Nello specifico, spiegano dal Cnr, il mese di dicembre ha fatto registrare un’anomalia di +1.91°C, il secondo più caldo dal 1800 ad oggi, e febbraio è risultato il più caldo da quando abbiamo a disposizione misure di temperatura, con un’anomalia di +2.76°C; gennaio, invece, chiude “solamente” al nono posto con un’anomalia di 1.42°C.
Quest’inverno, oltre che dal caldo record, è stato segnato anche «da precipitazioni pesantemente sotto media»: infatti, dopo un mese di dicembre nella media, le precipitazioni di gennaio e febbraio sono state piuttosto scarse (-68% a gennaio e -80% a febbraio) tanto che la cumulata sul trimestre invernale è risultata di poco al di sopra della metà di quello che piove di solito, facendo segnare un deficit del 43% rispetto alla precipitazione invernale media del trentennio di riferimento 1981-2010, chiudendo come l’ottavo inverno più secco dal 1800 ad oggi.

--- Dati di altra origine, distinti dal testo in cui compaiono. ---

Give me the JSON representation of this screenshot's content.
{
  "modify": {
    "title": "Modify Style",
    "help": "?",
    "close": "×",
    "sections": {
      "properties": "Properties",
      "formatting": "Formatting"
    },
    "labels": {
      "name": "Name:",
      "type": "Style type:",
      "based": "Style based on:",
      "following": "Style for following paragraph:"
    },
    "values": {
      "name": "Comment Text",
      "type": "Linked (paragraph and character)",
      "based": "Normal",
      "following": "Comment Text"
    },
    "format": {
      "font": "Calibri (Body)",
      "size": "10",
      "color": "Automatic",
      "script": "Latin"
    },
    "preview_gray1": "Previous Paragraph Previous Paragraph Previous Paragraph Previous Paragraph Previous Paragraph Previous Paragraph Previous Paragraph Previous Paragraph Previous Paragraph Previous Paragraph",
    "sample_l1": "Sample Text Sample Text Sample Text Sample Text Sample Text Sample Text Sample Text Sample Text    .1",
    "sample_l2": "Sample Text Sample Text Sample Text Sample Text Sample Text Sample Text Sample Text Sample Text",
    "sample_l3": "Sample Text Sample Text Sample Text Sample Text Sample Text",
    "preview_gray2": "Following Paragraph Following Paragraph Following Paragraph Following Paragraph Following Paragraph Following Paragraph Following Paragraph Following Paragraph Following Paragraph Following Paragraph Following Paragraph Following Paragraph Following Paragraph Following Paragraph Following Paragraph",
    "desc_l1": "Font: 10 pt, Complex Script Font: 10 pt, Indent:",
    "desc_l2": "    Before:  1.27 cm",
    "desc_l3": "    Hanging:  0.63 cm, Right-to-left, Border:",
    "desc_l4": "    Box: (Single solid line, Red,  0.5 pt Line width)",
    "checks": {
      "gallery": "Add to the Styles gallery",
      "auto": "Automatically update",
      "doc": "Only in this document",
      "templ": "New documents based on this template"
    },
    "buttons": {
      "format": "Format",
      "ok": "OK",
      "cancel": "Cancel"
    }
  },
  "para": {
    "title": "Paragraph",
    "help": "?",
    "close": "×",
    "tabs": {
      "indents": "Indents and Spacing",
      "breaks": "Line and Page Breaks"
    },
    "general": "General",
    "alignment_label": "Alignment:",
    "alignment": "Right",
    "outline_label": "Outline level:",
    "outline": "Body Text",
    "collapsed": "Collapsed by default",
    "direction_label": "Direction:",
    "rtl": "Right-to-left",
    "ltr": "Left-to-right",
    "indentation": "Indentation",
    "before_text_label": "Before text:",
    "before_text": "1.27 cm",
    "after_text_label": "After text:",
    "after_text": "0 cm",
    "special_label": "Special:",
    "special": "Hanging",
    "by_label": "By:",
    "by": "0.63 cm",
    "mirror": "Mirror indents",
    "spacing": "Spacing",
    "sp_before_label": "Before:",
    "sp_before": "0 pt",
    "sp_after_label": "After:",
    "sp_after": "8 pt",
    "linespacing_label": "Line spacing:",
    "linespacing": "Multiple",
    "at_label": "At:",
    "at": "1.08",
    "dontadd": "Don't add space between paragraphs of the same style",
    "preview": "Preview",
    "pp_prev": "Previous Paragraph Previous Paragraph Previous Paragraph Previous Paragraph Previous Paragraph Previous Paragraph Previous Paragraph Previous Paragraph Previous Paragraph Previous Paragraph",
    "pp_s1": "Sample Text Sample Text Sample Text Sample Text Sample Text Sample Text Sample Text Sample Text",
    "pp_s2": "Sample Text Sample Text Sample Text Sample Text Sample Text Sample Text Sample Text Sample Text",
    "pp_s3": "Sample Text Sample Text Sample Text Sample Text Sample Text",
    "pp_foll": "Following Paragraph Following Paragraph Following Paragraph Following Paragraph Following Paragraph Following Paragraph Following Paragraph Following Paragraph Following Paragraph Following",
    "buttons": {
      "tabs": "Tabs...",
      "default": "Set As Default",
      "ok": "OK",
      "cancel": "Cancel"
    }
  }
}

Il deficit risulta più contenuta al nord (-25%) grazie alle precipitazioni delle prime decadi di dicembre, mentre sale a -55% al sud dove l’inverno appena concluso risulta il più secco da quando abbiamo a disposizione le misure.
Non a caso l’Anbi (l’associazione nazionale che riunisce i Consorzi di bonifica) spiega che anche l’arrivo delle piogge negli ultimi giorni «non ha sostanzialmente mutato la condizione delle riserve d’acqua, preoccupante nelle zone meridionali del Paese, dove le scarse precipitazioni si accompagnano a temperature miti, favorevoli ad un anticipo dei cicli colturali».
«Si conferma urgente la necessità di un Piano Nazionale Invasi – commenta Francesco Vincenzi, presidente Anbi – che permetta di programmare la distribuzione irrigua senza dipendere da un andamento climatico sempre più discontinuo». Investimenti che, approntati in una fase di contrazione economica, contribuirebbero anche a portare lavoro sul territorio.